Says that “along the southern border of the U.S.,” the government apprehends “seven individuals a day who are either known or suspected terrorists.”

— Vice President Mike Pence on Saturday, Feb. 17, 2018 in a speech in Dallas

We didn’t get fresh information when we asked the White House about the basis of Pence’s reference to border apprehensions. Separately, Carlos Diaz, a Customs and Border Protection spokesman, suggested we review that agency’s latest count of people apprehended along the U.S.-Mexico border. In January 2018, the month before Pence spoke, CBP says, 35,822 people were apprehended in the region that takes in more than 2,000 miles from Brownsville, Texas, to San Diego. That breaks out to 1,155 people a day.

Best we could tell, though, those statistics don’t include deterred or detained terrorists or suspected terrorists.

Our ruling

We found no facts that back up Pence’s border-specific tally. Nationally in 2017, the federal government says, Homeland Security prevented 2,554 people on its terrorist watch list from entering the country, which breaks out to seven people a day. Most of those tried to enter by air, the government says.

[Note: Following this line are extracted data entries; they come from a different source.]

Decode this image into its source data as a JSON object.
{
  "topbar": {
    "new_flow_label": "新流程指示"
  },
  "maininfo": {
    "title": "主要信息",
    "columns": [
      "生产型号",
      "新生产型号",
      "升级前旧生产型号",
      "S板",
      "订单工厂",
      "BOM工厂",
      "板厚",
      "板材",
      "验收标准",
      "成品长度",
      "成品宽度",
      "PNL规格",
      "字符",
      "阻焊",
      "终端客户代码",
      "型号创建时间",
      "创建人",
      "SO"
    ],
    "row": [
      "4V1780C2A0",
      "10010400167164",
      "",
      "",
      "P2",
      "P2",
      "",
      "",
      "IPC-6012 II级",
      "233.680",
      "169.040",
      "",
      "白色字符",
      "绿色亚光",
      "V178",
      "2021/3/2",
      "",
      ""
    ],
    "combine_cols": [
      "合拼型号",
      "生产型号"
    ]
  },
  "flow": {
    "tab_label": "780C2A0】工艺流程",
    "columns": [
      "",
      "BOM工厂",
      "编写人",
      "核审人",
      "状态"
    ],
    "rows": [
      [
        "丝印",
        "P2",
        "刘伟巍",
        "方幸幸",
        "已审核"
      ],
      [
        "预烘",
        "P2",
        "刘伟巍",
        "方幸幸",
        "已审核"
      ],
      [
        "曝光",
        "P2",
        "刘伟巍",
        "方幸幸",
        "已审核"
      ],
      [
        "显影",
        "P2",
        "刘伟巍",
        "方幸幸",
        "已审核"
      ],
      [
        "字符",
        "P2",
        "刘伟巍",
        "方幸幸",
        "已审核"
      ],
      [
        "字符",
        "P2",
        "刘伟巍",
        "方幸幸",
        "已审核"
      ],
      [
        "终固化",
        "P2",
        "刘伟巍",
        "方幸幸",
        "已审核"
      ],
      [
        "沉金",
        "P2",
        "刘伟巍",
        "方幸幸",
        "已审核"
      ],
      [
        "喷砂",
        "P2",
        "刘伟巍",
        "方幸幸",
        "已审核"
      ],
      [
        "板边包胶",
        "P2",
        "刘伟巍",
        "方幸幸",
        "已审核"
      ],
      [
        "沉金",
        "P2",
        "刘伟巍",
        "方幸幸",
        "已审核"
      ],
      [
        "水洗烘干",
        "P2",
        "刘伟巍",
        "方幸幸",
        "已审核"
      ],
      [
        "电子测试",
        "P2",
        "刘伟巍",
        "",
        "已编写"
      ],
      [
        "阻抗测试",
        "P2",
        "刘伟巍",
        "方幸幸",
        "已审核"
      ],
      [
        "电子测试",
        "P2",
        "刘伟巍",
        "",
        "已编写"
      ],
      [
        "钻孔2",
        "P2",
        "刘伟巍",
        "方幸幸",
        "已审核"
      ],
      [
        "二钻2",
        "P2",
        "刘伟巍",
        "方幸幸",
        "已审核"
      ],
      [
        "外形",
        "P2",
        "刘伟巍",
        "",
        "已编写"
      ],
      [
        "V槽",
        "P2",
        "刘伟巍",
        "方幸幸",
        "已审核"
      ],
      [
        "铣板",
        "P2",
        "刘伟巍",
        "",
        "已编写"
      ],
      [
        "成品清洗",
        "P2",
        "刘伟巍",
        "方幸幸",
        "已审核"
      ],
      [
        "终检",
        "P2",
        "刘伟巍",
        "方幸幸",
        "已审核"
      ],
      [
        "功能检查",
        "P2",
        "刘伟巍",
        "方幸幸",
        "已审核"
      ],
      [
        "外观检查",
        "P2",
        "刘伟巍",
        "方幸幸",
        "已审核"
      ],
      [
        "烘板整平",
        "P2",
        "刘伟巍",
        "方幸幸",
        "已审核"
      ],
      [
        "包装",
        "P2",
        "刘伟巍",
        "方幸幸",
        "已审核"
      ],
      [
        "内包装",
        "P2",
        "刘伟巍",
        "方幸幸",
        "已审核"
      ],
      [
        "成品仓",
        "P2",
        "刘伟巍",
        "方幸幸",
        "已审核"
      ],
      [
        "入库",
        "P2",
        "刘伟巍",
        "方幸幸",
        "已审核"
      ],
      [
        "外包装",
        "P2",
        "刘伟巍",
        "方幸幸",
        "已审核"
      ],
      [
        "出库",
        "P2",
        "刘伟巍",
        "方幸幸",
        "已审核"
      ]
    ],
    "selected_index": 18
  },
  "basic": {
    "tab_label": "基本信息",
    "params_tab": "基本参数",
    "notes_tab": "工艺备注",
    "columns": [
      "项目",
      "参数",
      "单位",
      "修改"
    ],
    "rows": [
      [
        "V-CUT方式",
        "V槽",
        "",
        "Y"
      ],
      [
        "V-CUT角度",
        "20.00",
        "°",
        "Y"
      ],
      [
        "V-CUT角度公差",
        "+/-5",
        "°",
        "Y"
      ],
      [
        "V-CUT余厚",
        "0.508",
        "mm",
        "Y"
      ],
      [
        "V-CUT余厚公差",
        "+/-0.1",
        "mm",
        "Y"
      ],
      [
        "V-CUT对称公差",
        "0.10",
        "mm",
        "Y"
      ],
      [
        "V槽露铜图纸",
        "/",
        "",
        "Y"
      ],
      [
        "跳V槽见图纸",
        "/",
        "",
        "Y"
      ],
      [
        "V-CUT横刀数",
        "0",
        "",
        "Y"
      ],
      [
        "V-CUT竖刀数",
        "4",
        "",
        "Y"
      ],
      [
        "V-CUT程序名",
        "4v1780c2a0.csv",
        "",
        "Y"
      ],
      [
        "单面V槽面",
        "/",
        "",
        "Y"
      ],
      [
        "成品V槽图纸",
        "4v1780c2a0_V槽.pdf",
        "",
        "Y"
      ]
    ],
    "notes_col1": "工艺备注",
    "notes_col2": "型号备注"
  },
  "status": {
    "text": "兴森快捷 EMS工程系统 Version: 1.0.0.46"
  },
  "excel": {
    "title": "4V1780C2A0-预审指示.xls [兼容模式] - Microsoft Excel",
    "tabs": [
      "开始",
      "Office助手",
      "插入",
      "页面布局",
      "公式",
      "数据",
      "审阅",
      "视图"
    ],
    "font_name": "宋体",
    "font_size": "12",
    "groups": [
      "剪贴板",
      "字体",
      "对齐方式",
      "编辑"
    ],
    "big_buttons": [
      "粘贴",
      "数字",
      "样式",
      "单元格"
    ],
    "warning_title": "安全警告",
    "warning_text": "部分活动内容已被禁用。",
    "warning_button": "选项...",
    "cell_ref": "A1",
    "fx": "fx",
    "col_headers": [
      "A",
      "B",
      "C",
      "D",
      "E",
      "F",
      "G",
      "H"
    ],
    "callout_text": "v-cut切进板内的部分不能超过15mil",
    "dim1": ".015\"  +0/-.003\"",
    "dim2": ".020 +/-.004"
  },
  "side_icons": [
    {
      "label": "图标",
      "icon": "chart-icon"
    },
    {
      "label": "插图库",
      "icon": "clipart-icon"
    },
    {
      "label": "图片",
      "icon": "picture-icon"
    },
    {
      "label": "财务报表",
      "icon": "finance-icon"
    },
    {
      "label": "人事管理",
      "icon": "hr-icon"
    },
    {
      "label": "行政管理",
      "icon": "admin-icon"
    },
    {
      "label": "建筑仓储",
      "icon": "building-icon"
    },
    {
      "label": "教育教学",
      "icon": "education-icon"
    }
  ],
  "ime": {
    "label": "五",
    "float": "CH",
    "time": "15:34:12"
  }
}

We rate Pence’s claim Pants on Fire.

We “have laws on the books designed to prevent people with mental illnesses from getting firearms.”

— Rep. Paul Ryan, R-Wis., on Thursday, Feb. 15, 2018 in a briefing with reporters

Ryan alluded primarily to a 1968 federal law. The federal Gun Control Act, passed after the 1968 assassinations of Robert F. Kennedy and Martin Luther King Jr., prohibits anyone “who has been adjudicated as a mental defective or has been committed to any mental institution” from possessing a firearm.

That’s a small portion of people with mental illness. And it doesn’t account for people who are more likely to be dangerous but have not been adjudicated or committed.

Our rating

A federal law and some state laws do prohibit people adjudicated as “mentally defective” or involuntarily committed to a mental health facility from possessing a gun. But experts say that standard does not account for a much larger set of people who might be dangerous but have not been diagnosed with, or treated for, a serious mental illness.

For a statement that is partially accurate but ignores critical facts that would give a different impression, our rating is Half True.

“Mass shootings went up 200 percent in the decade after the assault weapons ban expired.”

— Rep. Ted Deutch, D-Fla., on Wednesday, Feb. 21st, 2018 in a CNN town hall

At least one researcher found a significant increase in mass shootings since the assault weapons ban expired. But overall, experts caution against pegging an increase solely to the ban’s expiration and told us Deutch’s claim is based on a flawed analysis.

A federal law from 1994 to 2004 banned the manufacture of 19 assault weapons and certain ammunition magazines of more than 10 rounds. Congress did not renew the ban once it expired in September 2004.

Advocates on both sides of the gun debate often point to the same report assessing the ban, published in 2004 for the U.S. Justice Department. The report said it was premature to make a definitive conclusion about the ban’s impact. But several experts, including the author of a report Deutch referenced, pointed out flaws in Deutch’s relay of that information.

Our ruling

Researchers of mass shootings told us the analysis Deutch relied on is flawed because it did not adjust for population changes and used irrelevant data points for comparison.

Trends in the incidence and severity of mass public shootings on a per capita basis also show that the rate per 100 million is similar now to that of the 1980s and early 1990s, an expert told us.

A separate analysis found an 183 percent increase in mass shootings where six or more people were killed in the decade after the ban, compared with the 10-year ban period. But experts caution against inferring that an increase is due only to the ban’s expiration.

Deutch’s claim contains an element of truth but ignores critical facts that would give a different impression. We rate it Mostly False.